Ana de Armas learns to ‘fight like a girl' in John Wick spin-off
(MA) 125 minutes
Rumours of a fifth John Wick film, with Keanu Reeves returning as the world's favourite globetrotting, puppy-loving assassin, remain just rumours for the moment. Meanwhile, Ballerina is being marketed as 'from the world of John Wick' meaning that the heroine Eve Macarro (Ana de Armas) is a graduate of the Ruska Roma assassin academy for young ladies, which was first seen in John Wick Chapter 3: Parabellum decorously presenting itself to the world as a ballet school.
Anjelica Huston returns as the school's stern, largely deskbound director, and Reeves has what amounts to an extended cameo as Wick, who eventually becomes Eve's reluctant mentor (if you're keeping track, the action takes place in between the third and fourth Wick films).
This has its risks. If you want to watch a James Bond movie, it doesn't mean you want to watch a movie about some other charmingly lethal spy you've never heard of, while Bond stops by for 10 minutes or so to offer advice and support from a distance (nothing like this has ever happened in the past, at least not on the big screen – but we can't rule it out since Amazon now owns the rights to Bond).
Not only does this risk diluting your original brand, but it also gives the impression that you don't believe your new story and character can stand on their own two feet. In the case of Ballerina, there's some reason for this anxiety. The Wick connection aside, what we're dealing with is a very standard revenge yarn, following Eve after graduation as she heads for Europe to seek out the sinister clan that killed her father (David Castaneda).

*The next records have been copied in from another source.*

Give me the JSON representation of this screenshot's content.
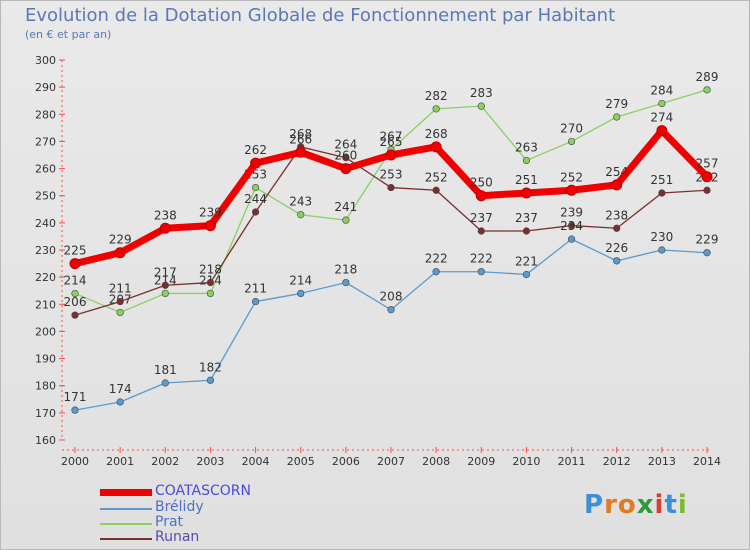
{
  "header": {
    "title": "Evolution de la Dotation Globale de Fonctionnement par Habitant",
    "subtitle": "(en € et par an)"
  },
  "logo": {
    "text": "Proxiti",
    "letters": [
      "P",
      "r",
      "o",
      "x",
      "i",
      "t",
      "i"
    ],
    "colors": [
      "#3a8fd8",
      "#e07b1f",
      "#e07b1f",
      "#2a9a3a",
      "#e03a2a",
      "#3a8fd8",
      "#7dbb2e"
    ]
  },
  "chart_data": {
    "type": "line",
    "x": [
      2000,
      2001,
      2002,
      2003,
      2004,
      2005,
      2006,
      2007,
      2008,
      2009,
      2010,
      2011,
      2012,
      2013,
      2014
    ],
    "ylim": [
      160,
      300
    ],
    "yticks": [
      160,
      170,
      180,
      190,
      200,
      210,
      220,
      230,
      240,
      250,
      260,
      270,
      280,
      290,
      300
    ],
    "grid": false,
    "legend_position": "bottom-left",
    "series": [
      {
        "name": "Prat",
        "color": "#88d060",
        "values": [
          214,
          207,
          214,
          214,
          253,
          243,
          241,
          267,
          282,
          283,
          263,
          270,
          279,
          284,
          289
        ]
      },
      {
        "name": "Runan",
        "color": "#7a2f2f",
        "values": [
          206,
          211,
          217,
          218,
          244,
          268,
          264,
          253,
          252,
          237,
          237,
          239,
          238,
          251,
          252
        ]
      },
      {
        "name": "Brélidy",
        "color": "#5a9ad0",
        "values": [
          171,
          174,
          181,
          182,
          211,
          214,
          218,
          208,
          222,
          222,
          221,
          234,
          226,
          230,
          229
        ]
      },
      {
        "name": "COATASCORN",
        "color": "#f00000",
        "values": [
          225,
          229,
          238,
          239,
          262,
          266,
          260,
          265,
          268,
          250,
          251,
          252,
          254,
          274,
          257
        ]
      }
    ],
    "legend_order": [
      "COATASCORN",
      "Brélidy",
      "Prat",
      "Runan"
    ]
  }
}
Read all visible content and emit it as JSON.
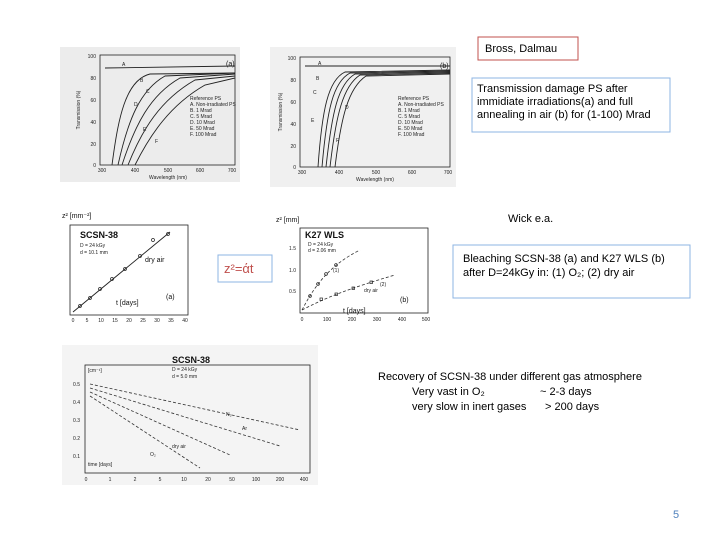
{
  "header": {
    "author_box": "Bross, Dalmau",
    "caption": [
      "Transmission damage PS after",
      "immidiate irradiations(a) and full",
      "annealing in air (b) for (1-100) Mrad"
    ]
  },
  "figure_a": {
    "panel": "(a)",
    "y_label": "Transmission (%)",
    "x_label": "Wavelength (nm)",
    "y_ticks": [
      "100",
      "80",
      "60",
      "40",
      "20",
      "0"
    ],
    "x_ticks": [
      "300",
      "400",
      "500",
      "600",
      "700"
    ],
    "curve_labels": [
      "A",
      "B",
      "C",
      "D",
      "E",
      "F"
    ],
    "legend": [
      "Reference PS",
      "A. Non-irradiated PS",
      "B. 1 Mrad",
      "C. 5 Mrad",
      "D. 10 Mrad",
      "E. 50 Mrad",
      "F. 100 Mrad"
    ]
  },
  "figure_b": {
    "panel": "(b)",
    "y_label": "Transmission (%)",
    "x_label": "Wavelength (nm)",
    "y_ticks": [
      "100",
      "80",
      "60",
      "40",
      "20",
      "0"
    ],
    "x_ticks": [
      "300",
      "400",
      "500",
      "600",
      "700"
    ],
    "curve_labels": [
      "A",
      "B",
      "C",
      "D",
      "E",
      "F"
    ],
    "legend": [
      "Reference PS",
      "A. Non-irradiated PS",
      "B. 1 Mrad",
      "C. 5 Mrad",
      "D. 10 Mrad",
      "E. 50 Mrad",
      "F. 100 Mrad"
    ]
  },
  "middle": {
    "source": "Wick e.a.",
    "formula": "z²=άt",
    "caption": [
      "Bleaching SCSN-38 (a)  and  K27 WLS (b)",
      "after D=24kGy in: (1) O₂; (2) dry air"
    ]
  },
  "figure_c": {
    "y_label": "z² [mm⁻²]",
    "title": "SCSN-38",
    "params": [
      "D = 24 kGy",
      "d = 10.1 mm"
    ],
    "curve_label": "dry air",
    "x_label": "t [days]",
    "panel": "(a)",
    "x_ticks": [
      "0",
      "5",
      "10",
      "15",
      "20",
      "25",
      "30",
      "35",
      "40"
    ]
  },
  "figure_d": {
    "y_label": "z² [mm]",
    "title": "K27 WLS",
    "params": [
      "D = 24 kGy",
      "d = 2.06 mm"
    ],
    "curve_labels": [
      "(1)",
      "(2)",
      "dry air"
    ],
    "x_label": "t [days]",
    "panel": "(b)",
    "y_ticks": [
      "1.5",
      "1.0",
      "0.5"
    ],
    "x_ticks": [
      "0",
      "100",
      "200",
      "300",
      "400",
      "500"
    ]
  },
  "figure_e": {
    "title": "SCSN-38",
    "params": [
      "D = 24 kGy",
      "d = 5.0 mm"
    ],
    "y_label": "[cm⁻¹]",
    "curve_labels": [
      "N₂",
      "Ar",
      "dry air",
      "O₂"
    ],
    "x_label": "time [days]",
    "y_ticks": [
      "0.5",
      "0.4",
      "0.3",
      "0.2",
      "0.1"
    ],
    "x_ticks": [
      "0",
      "1",
      "2",
      "5",
      "10",
      "20",
      "50",
      "100",
      "200",
      "400"
    ]
  },
  "recovery": {
    "title": "Recovery of SCSN-38 under different gas atmosphere",
    "fast": "Very vast in O₂",
    "fast_time": "~ 2-3 days",
    "slow": "very slow in inert gases",
    "slow_time": "> 200 days"
  },
  "page_number": "5"
}
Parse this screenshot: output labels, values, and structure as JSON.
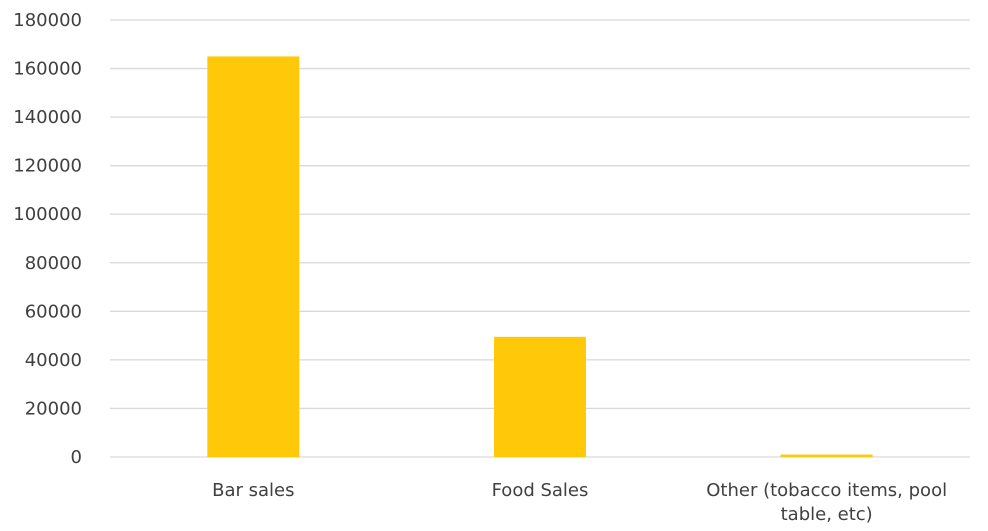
{
  "chart_data": {
    "type": "bar",
    "title": "",
    "xlabel": "",
    "ylabel": "",
    "categories": [
      [
        "Bar sales"
      ],
      [
        "Food Sales"
      ],
      [
        "Other (tobacco items, pool",
        "table, etc)"
      ]
    ],
    "values": [
      165000,
      49500,
      1000
    ],
    "ylim": [
      0,
      180000
    ],
    "yticks": [
      "0",
      "20000",
      "40000",
      "60000",
      "80000",
      "100000",
      "120000",
      "140000",
      "160000",
      "180000"
    ],
    "grid": true,
    "legend": "none",
    "colors": {
      "bar": "#FFC809",
      "grid": "#D9D9D9",
      "axis": "#D9D9D9",
      "text": "#404040"
    }
  }
}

Good action films have been based on slimmer premises, but none of it winds up being very satisfying, although there's no single reason why. The script is rather disjointed, failing to do much with either the ballerina premise or the backstory involving Eve's dad.
The director Len Wiseman isn't incompetent, but makes no attempt to match the dazzling stunt work of the Wick films at their best. Nor is De Armas the equal of Reeves as an action star (a motif introduced early on involves Eve learning to 'fight like a girl,' but this, too, is exploited less interestingly than might be hoped).
Despite all the impalings and bullets to the head, there is in the end a fatal softness to the whole enterprise: De Armas as Eve is too little the relentless force of nature, too much the worried ingenue, fronting up for her early missions with the look of a would-be entrepreneur applying for her first job at a publishing company.